Go on and chop your greens and your other aromatics. It’s time to chop everything else, so jalapeño, garlic, cilantro, and ginger need to be arranged. Your kitchen processor fits perfectly in this situation. Just be cautious with the texture. The hidden gem is that obviously the fresh ginger does the trick. It is quiet and striking and makes a refreshing balance with the cranberries and heat generated from the jalapeño.
Combine all the things
All of your prepped ingredients go into a bowl together. Lime juice is added as well as honey (or maple syrup) and toss to coat the whole mix. Taste, season with salt, and devour. I like to make sure it has a tart, sweet, and savory balance, and if too tart, add a touch more honey or maple syrup.
Leave it alone
The only thing this salsa demands is letting it sit a while-it is at its best fresh. But it is a wonderful preparation if you can let it rest in the fridge for at least 12 hours, or, heaven forbid, up to 24 hours. Everything will taste just that much better, and it spent goodness.
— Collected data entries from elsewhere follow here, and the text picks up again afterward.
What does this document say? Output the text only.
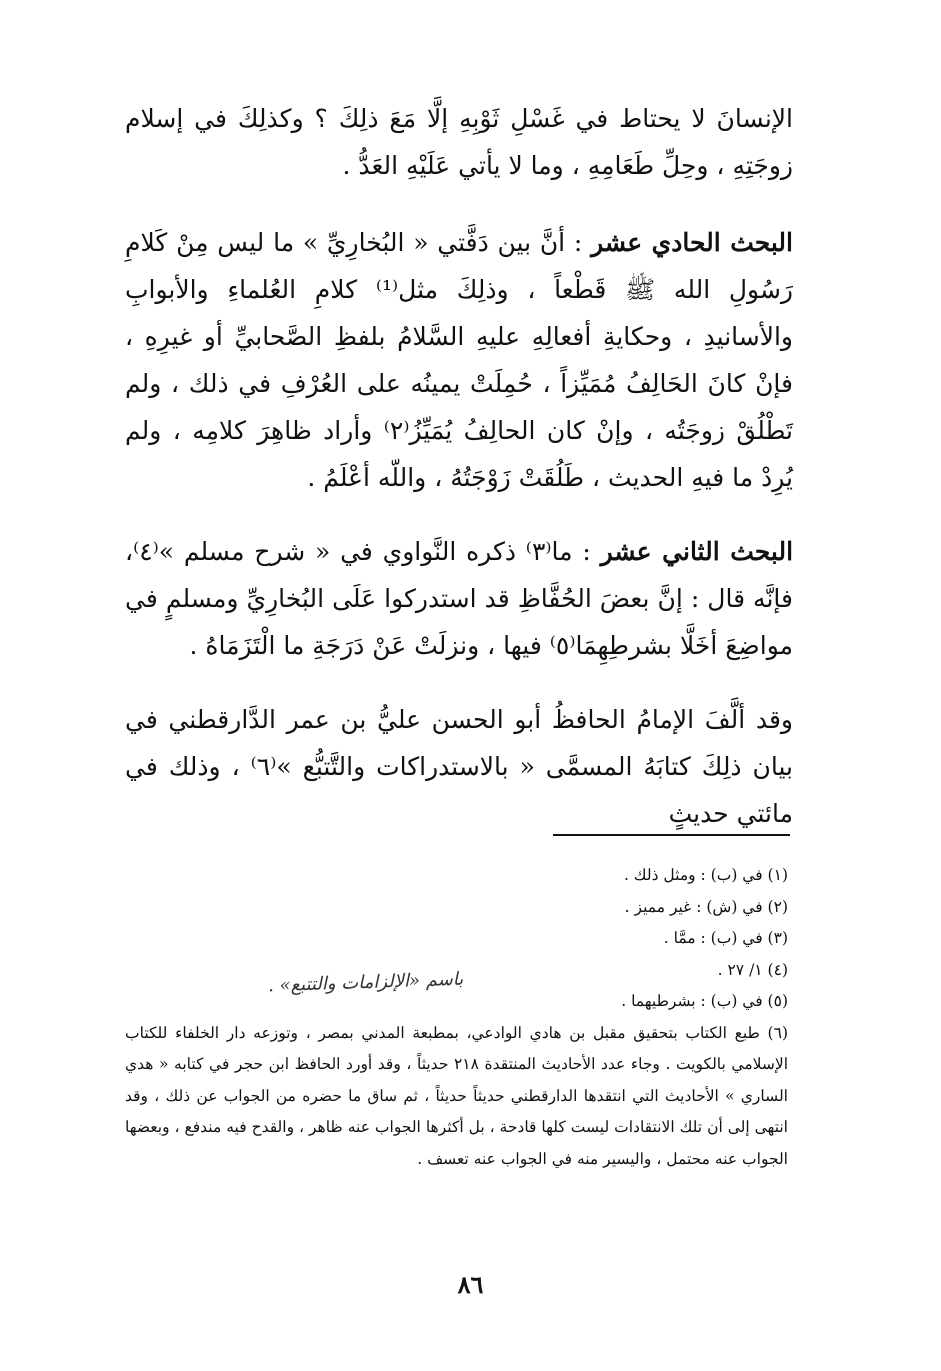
الإنسانَ لا يحتاط في غَسْلِ ثَوْبِهِ إلَّا مَعَ ذلِكَ ؟ وكذلِكَ في إسلام زوجَتِهِ ، وحِلِّ طَعَامِهِ ، وما لا يأتي عَلَيْهِ العَدُّ .

البحث الحادي عشر : أنَّ بين دَفَّتي « البُخارِيِّ » ما ليس مِنْ كَلامِ رَسُولِ الله ﷺ قَطْعاً ، وذلِكَ مثل⁽¹⁾ كلامِ العُلماءِ والأبوابِ والأسانيدِ ، وحكايةِ أفعالِهِ عليهِ السَّلامُ بلفظِ الصَّحابيِّ أو غيرِهِ ، فإنْ كانَ الحَالِفُ مُمَيِّزاً ، حُمِلَتْ يمينُه على العُرْفِ في ذلك ، ولم تَطْلُقْ زوجَتُه ، وإنْ كان الحالِفُ يُمَيِّزُ⁽٢⁾ وأراد ظاهِرَ كلامِه ، ولم يُرِدْ ما فيهِ الحديث ، طَلُقَتْ زَوْجَتُهُ ، واللّه أعْلَمُ .

البحث الثاني عشر : ما⁽٣⁾ ذكره النَّواوي في « شرح مسلم »⁽٤⁾، فإنَّه قال : إنَّ بعضَ الحُفَّاظِ قد استدركوا عَلَى البُخارِيِّ ومسلمٍ في مواضِعَ أخَلَّا بشرطِهِمَا⁽٥⁾ فيها ، ونزلَتْ عَنْ دَرَجَةِ ما الْتَزَمَاهُ .

وقد ألَّفَ الإمامُ الحافظُ أبو الحسن عليُّ بن عمر الدَّارقطني في بيان ذلِكَ كتابَهُ المسمَّى « بالاستدراكات والتَّتبُّع »⁽٦⁾ ، وذلك في مائتي حديثٍ

(١) في (ب) : ومثل ذلك .

(٢) في (ش) : غير مميز .

(٣) في (ب) : ممَّا .

(٤) ١/ ٢٧ .

(٥) في (ب) : بشرطيهما .

(٦) طبع الكتاب بتحقيق مقبل بن هادي الوادعي، بمطبعة المدني بمصر ، وتوزعه دار الخلفاء للكتاب الإسلامي بالكويت . وجاء عدد الأحاديث المنتقدة ٢١٨ حديثاً ، وقد أورد الحافظ ابن حجر في كتابه « هدي الساري » الأحاديث التي انتقدها الدارقطني حديثاً حديثاً ، ثم ساق ما حضره من الجواب عن ذلك ، وقد انتهى إلى أن تلك الانتقادات ليست كلها قادحة ، بل أكثرها الجواب عنه ظاهر ، والقدح فيه مندفع ، وبعضها الجواب عنه محتمل ، واليسير منه في الجواب عنه تعسف .

باسم «الإلزامات والتتبع» .
٨٦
It’s worth the wait, I promise.
Use for Service Ideas:
This cranberry salsa, however, is awesome on its own. But feel free to serve it alongside cream cheese (to dip in) with rustic crackers or crispy chips. The tangy creaminess of the cheese pegs the salsa and provides a great contrast. However, these serving suggestions should not be the only uses of the salsa. Once you make this salsa, you will be addicted to incorporating it into everything possible. Dress it up; turkey wraps, salad, throw a spoon into your bowls of rice or grain dishes; it really is an overall bright, fresh finishing touch to just about anything.
It is one of the easiest recipes to put together. It sure does feel a bit fancy but is not demanding in terms of time and effort. You are in for some “oooo”‘ and “ahhh” moments, and it is pretty much set on finding its way into your regular kitchen routine-a great dish to serve during all those holiday stages thinking everything is definitely different.
Well, what virtually holds you back you? Go bake it! I’m sure it won’t waste any time. I love making it repeatedly and eventually you will, as well, because you just can’t get enough over it.